Is that what gives you hope and consistency in your work?

To have lived through apocalyptic times while sustaining spaces of protests that are collectively nourishing is hope in a nutshell. That everyday some of us wake up, however few, and walk through this town holding placards about things that move us that day, from increasing taxation to the war in Palestine is hope. Although only a few of us may walk, the consistency of this non-violent protest has carved out a little space in this town where the boundaries between who is protesting and who is going about their everyday lives is blurred. The walk gives hope every day that if life is struggle and struggle is life, then there are ways to do it in ways that are nourishing and thus sustainable.

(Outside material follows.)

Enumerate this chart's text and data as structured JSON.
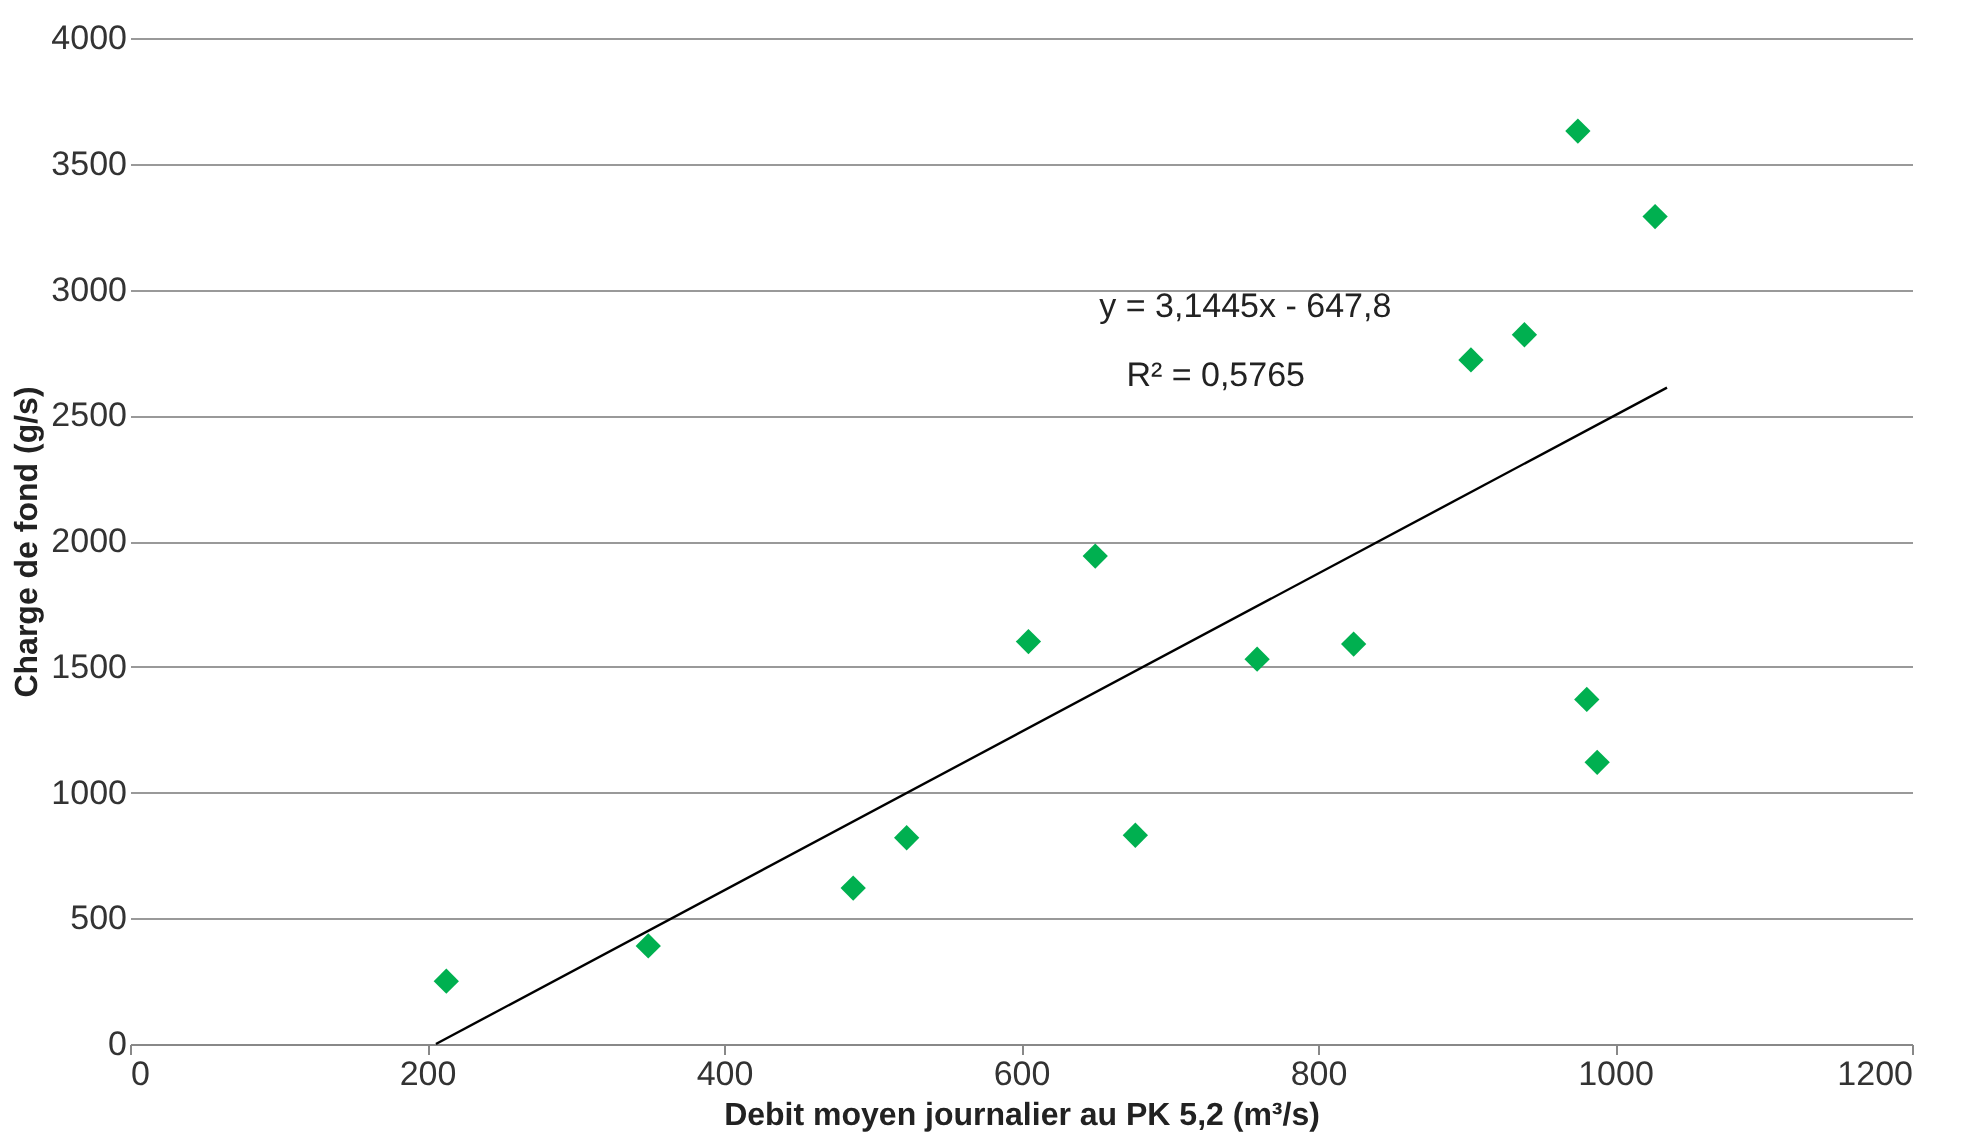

I derive hope from history. That we are not the first or the only. That we come from a long line of women, people, who have stood up in protest in all human societies across all times in history. The brutality of human history is often in parallel with inspiring instances and processes of resistance. Even in this very town, we stand upon the weary shoulders of ordinary women who have endured the hell that is war and yet consistently protested the injustice and continue to do so even today. As I always tell my students, with every history of oppression, there is always a history of resistance. We just have to look!

I derive hope from our students. That even at a very young age, they have already endured profound pain and suffering, often at the hands of those who are to make them feel safe and loved in the world, and yet they are in our classrooms trying their best to listen, learn, and reflect. That within a year or two, or sometimes even months, they are able to trust some of us again, an expectation we should not even have of these young people given the breach that so many grownups and institutions have enacted in their lives.

Yet, they begin to gradually trust us with love and conviction and work through every breath, every decision, every class, every activity to rebuild their lives although they are young and their lives should already have been built for them at that age. Their resilience and sustained effort not just to survive but also to live as we lend them a little finger to hold on to, inspires me every day. To me they are the embodiment of hope with all its pain, anguish, joy, and resilience.